The same thing even comes up in health care. When they’re not admitting to doing everything they can to prevent anything whatsoever from passing, the right is spewing nonsense about why. The only coherent reason is will hurt insurers, which first off is bull since the legislation represents, in part, a massive earmark to the insurance industry, and second fuck ‘em. The insurers are the problem with the system, or at least the biggest one. The other reason that isn’t a bald-faced lie (lies: death panels, rationing, “end of life order”s from end of life counseling which actually deals with living wills, and so forth) is that government can’t do anything right. Despite the fact that every country that has implemented some form of single-payer or socialized health care system provides a higher level of care to all its citizens for less spending per capita than we spend to cover 86% (a generous estimate – I think the number is actually lower) of our population (and many of the insured are still not protected in the United States because even with insurance the copays, cost-sharing, and deductibles are so incredibly high that anyone from any other country in the industrialized world is stunned by them), that wouldn’t work in the US because we’re special.

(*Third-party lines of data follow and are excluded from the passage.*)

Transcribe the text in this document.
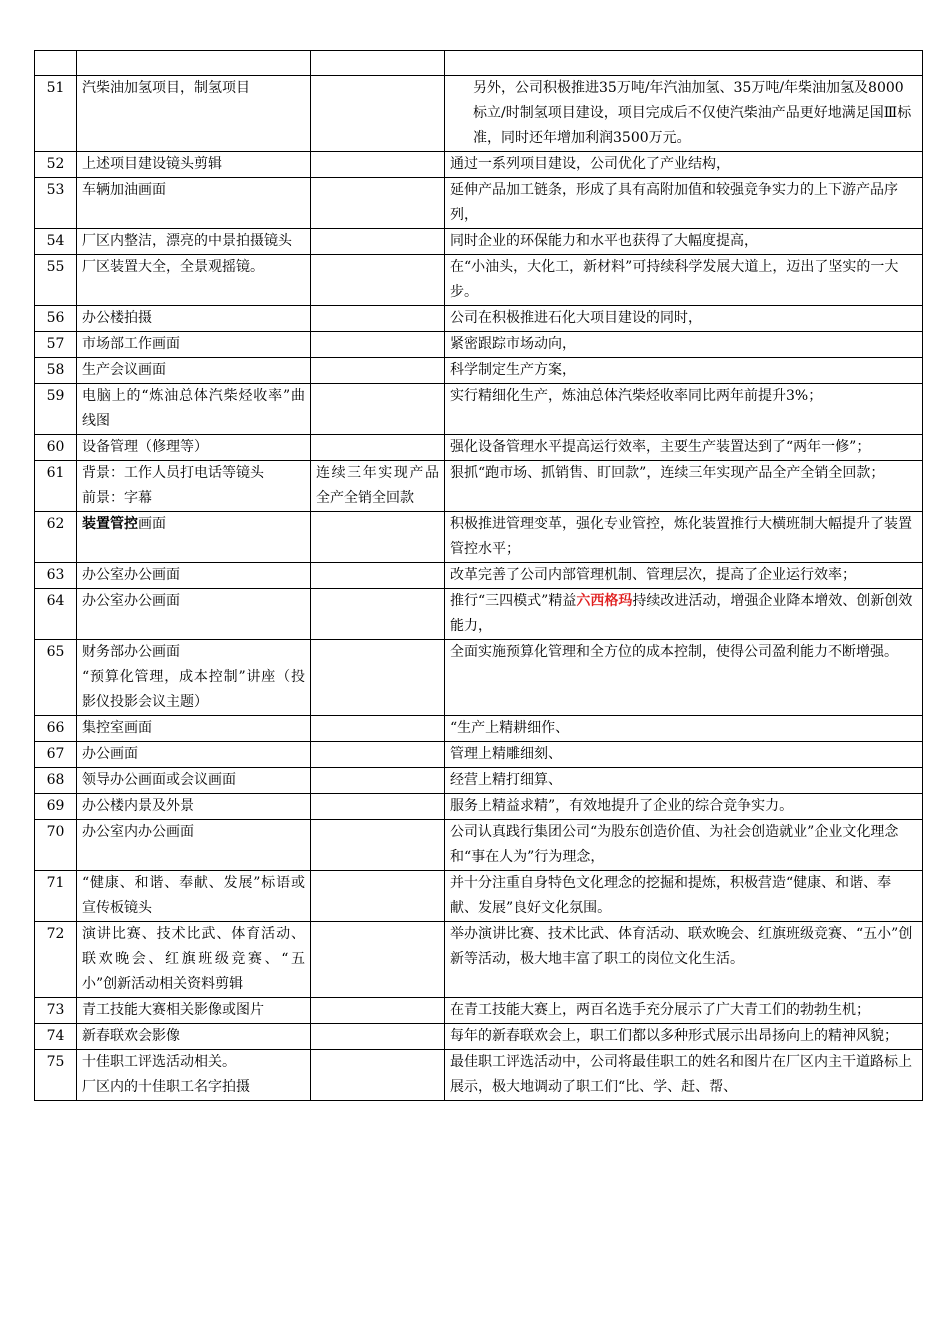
51	汽柴油加氢项目，制氢项目		另外，公司积极推进35万吨/年汽油加氢、35万吨/年柴油加氢及8000标立/时制氢项目建设，项目完成后不仅使汽柴油产品更好地满足国Ⅲ标准，同时还年增加利润3500万元。
52	上述项目建设镜头剪辑		通过一系列项目建设，公司优化了产业结构，
53	车辆加油画面		延伸产品加工链条，形成了具有高附加值和较强竞争实力的上下游产品序列，
54	厂区内整洁，漂亮的中景拍摄镜头		同时企业的环保能力和水平也获得了大幅度提高，
55	厂区装置大全，全景观摇镜。		在“小油头，大化工，新材料”可持续科学发展大道上，迈出了坚实的一大步。
56	办公楼拍摄		公司在积极推进石化大项目建设的同时，
57	市场部工作画面		紧密跟踪市场动向，
58	生产会议画面		科学制定生产方案，
59	电脑上的“炼油总体汽柴烃收率”曲线图		实行精细化生产，炼油总体汽柴烃收率同比两年前提升3%；
60	设备管理（修理等）		强化设备管理水平提高运行效率，主要生产装置达到了“两年一修”；
61	背景：工作人员打电话等镜头
前景：字幕	连续三年实现产品全产全销全回款	狠抓“跑市场、抓销售、盯回款”，连续三年实现产品全产全销全回款；
62	装置管控画面		积极推进管理变革，强化专业管控，炼化装置推行大横班制大幅提升了装置管控水平；
63	办公室办公画面		改革完善了公司内部管理机制、管理层次，提高了企业运行效率；
64	办公室办公画面		推行“三四模式”精益六西格玛持续改进活动，增强企业降本增效、创新创效能力，
65	财务部办公画面
“预算化管理，成本控制”讲座（投影仪投影会议主题）		全面实施预算化管理和全方位的成本控制，使得公司盈利能力不断增强。
66	集控室画面		“生产上精耕细作、
67	办公画面		管理上精雕细刻、
68	领导办公画面或会议画面		经营上精打细算、
69	办公楼内景及外景		服务上精益求精”，有效地提升了企业的综合竞争实力。
70	办公室内办公画面		公司认真践行集团公司“为股东创造价值、为社会创造就业”企业文化理念和“事在人为”行为理念，
71	“健康、和谐、奉献、发展”标语或宣传板镜头		并十分注重自身特色文化理念的挖掘和提炼，积极营造“健康、和谐、奉献、发展”良好文化氛围。
72	演讲比赛、技术比武、体育活动、联欢晚会、红旗班级竞赛、“五小”创新活动相关资料剪辑		举办演讲比赛、技术比武、体育活动、联欢晚会、红旗班级竞赛、“五小”创新等活动，极大地丰富了职工的岗位文化生活。
73	青工技能大赛相关影像或图片		在青工技能大赛上，两百名选手充分展示了广大青工们的勃勃生机；
74	新春联欢会影像		每年的新春联欢会上，职工们都以多种形式展示出昂扬向上的精神风貌；
75	十佳职工评选活动相关。
厂区内的十佳职工名字拍摄		最佳职工评选活动中，公司将最佳职工的姓名和图片在厂区内主干道路标上展示，极大地调动了职工们“比、学、赶、帮、
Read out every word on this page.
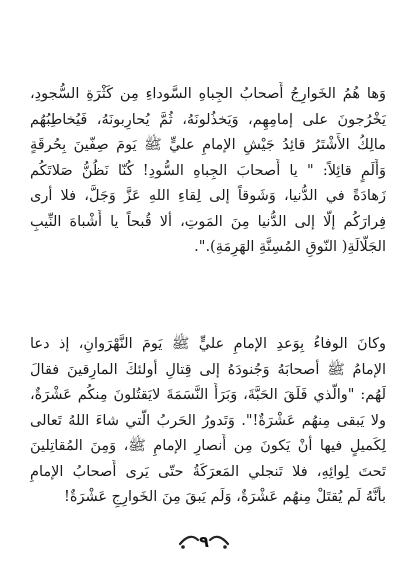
وَها هُمُ الخَوارِجُ أَصحابُ الجِباهِ السَّوداءِ مِن كَثْرَةِ السُّجودِ،
يَخْرُجونَ على إمامِهِم، وَيَخذُلونَهُ، ثُمَّ يُحارِبونَهُ، فَيُخاطِبُهُم
مالِكُ الأَشْتَرُ قائِدُ جَيْشِ الإمامِ عليٍّ ﷺ يَومَ صِفّينَ بِحُرقَةٍ
وَأَلَمٍ قائِلاً: " يا أَصحابَ الجِباهِ السُّودِ! كُنّا نَظُنُّ صَلاتَكُم
زَهادَةً في الدُّنيا، وَشَوقاً إلى لِقاءِ اللهِ عَزَّ وَجَلَّ، فلا أرى
فِرارَكُم إلّا إلى الدُّنيا مِنَ المَوتِ، ألا قُبحاً يا أَشْباهَ النِّيبِ
الجَلّالَةِ( النّوقِ المُسِنَّةِ الهَرِمَةِ).".
وكانَ الوفاءُ بِوَعدِ الإمامِ عليٍّ ﷺ يَومَ النَّهْرَوانِ، إذ دعا
الإمامُ ﷺ أصحابَهُ وَجُنودَهُ إلى قِتالِ أولئكَ المارِقينَ فقالَ
لَهُم: "والَّذي فَلَقَ الحَبَّةَ، وَبَرَأَ النَّسَمَةَ لايَقتُلونَ مِنكُم عَشْرَةٌ،
ولا يَبقى مِنهُم عَشْرَةٌ!". وَتَدورُ الحَربُ الّتي شاءَ اللهُ تَعالى
لِكَميلٍ فيها أنْ يَكونَ مِن أَنصارِ الإمامِ ﷺ، وَمِنَ المُقاتِلينَ
تَحتَ لِوائِهِ، فلا تَنجلي المَعرَكَةُ حتّى يَرى أَصحابُ الإمامِ
بأنَّهُ لَم يُقتَلْ مِنهُم عَشْرَةٌ، وَلَم يَبقَ مِنَ الخَوارِجِ عَشْرَةٌ!
٩
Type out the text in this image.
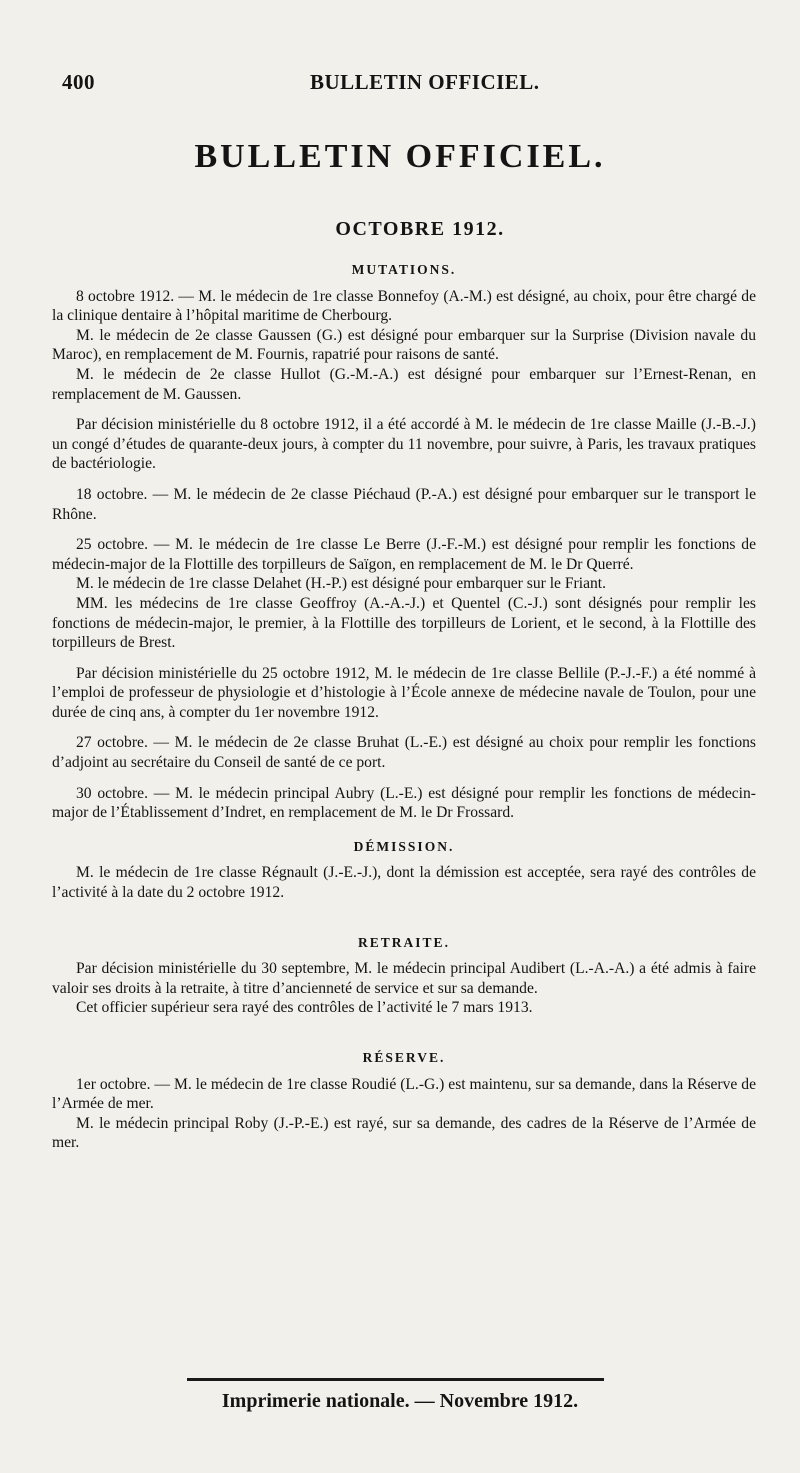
400	BULLETIN OFFICIEL.
BULLETIN OFFICIEL.
OCTOBRE 1912.
MUTATIONS.

8 octobre 1912. — M. le médecin de 1re classe Bonnefoy (A.-M.) est désigné, au choix, pour être chargé de la clinique dentaire à l’hôpital maritime de Cherbourg.

M. le médecin de 2e classe Gaussen (G.) est désigné pour embarquer sur la Surprise (Division navale du Maroc), en remplacement de M. Fournis, rapatrié pour raisons de santé.

M. le médecin de 2e classe Hullot (G.-M.-A.) est désigné pour embarquer sur l’Ernest-Renan, en remplacement de M. Gaussen.

Par décision ministérielle du 8 octobre 1912, il a été accordé à M. le médecin de 1re classe Maille (J.-B.-J.) un congé d’études de quarante-deux jours, à compter du 11 novembre, pour suivre, à Paris, les travaux pratiques de bactériologie.

18 octobre. — M. le médecin de 2e classe Piéchaud (P.-A.) est désigné pour embarquer sur le transport le Rhône.

25 octobre. — M. le médecin de 1re classe Le Berre (J.-F.-M.) est désigné pour remplir les fonctions de médecin-major de la Flottille des torpilleurs de Saïgon, en remplacement de M. le Dr Querré.

M. le médecin de 1re classe Delahet (H.-P.) est désigné pour embarquer sur le Friant.

MM. les médecins de 1re classe Geoffroy (A.-A.-J.) et Quentel (C.-J.) sont désignés pour remplir les fonctions de médecin-major, le premier, à la Flottille des torpilleurs de Lorient, et le second, à la Flottille des torpilleurs de Brest.

Par décision ministérielle du 25 octobre 1912, M. le médecin de 1re classe Bellile (P.-J.-F.) a été nommé à l’emploi de professeur de physiologie et d’histologie à l’École annexe de médecine navale de Toulon, pour une durée de cinq ans, à compter du 1er novembre 1912.

27 octobre. — M. le médecin de 2e classe Bruhat (L.-E.) est désigné au choix pour remplir les fonctions d’adjoint au secrétaire du Conseil de santé de ce port.

30 octobre. — M. le médecin principal Aubry (L.-E.) est désigné pour remplir les fonctions de médecin-major de l’Établissement d’Indret, en remplacement de M. le Dr Frossard.

DÉMISSION.

M. le médecin de 1re classe Régnault (J.-E.-J.), dont la démission est acceptée, sera rayé des contrôles de l’activité à la date du 2 octobre 1912.

RETRAITE.

Par décision ministérielle du 30 septembre, M. le médecin principal Audibert (L.-A.-A.) a été admis à faire valoir ses droits à la retraite, à titre d’ancienneté de service et sur sa demande.

Cet officier supérieur sera rayé des contrôles de l’activité le 7 mars 1913.

RÉSERVE.

1er octobre. — M. le médecin de 1re classe Roudié (L.-G.) est maintenu, sur sa demande, dans la Réserve de l’Armée de mer.

M. le médecin principal Roby (J.-P.-E.) est rayé, sur sa demande, des cadres de la Réserve de l’Armée de mer.

Imprimerie nationale. — Novembre 1912.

That bit is the already twisted doctrine of American Exceptionalism taken to an illogical, twisted extreme – not only are we better than the rest of the world, we’re so much better that we’d fail at implementing a system that’s been an unqualified success in almost every other industrialized nation, who have already implemented it.
Ask yourself, do you really want people who don’t believe in government running it? I mean, you wouldn’t want a communist running a Fortune 500 company or an atheist as the pope, although both of those would be hilarious for those of us on the outside looking in.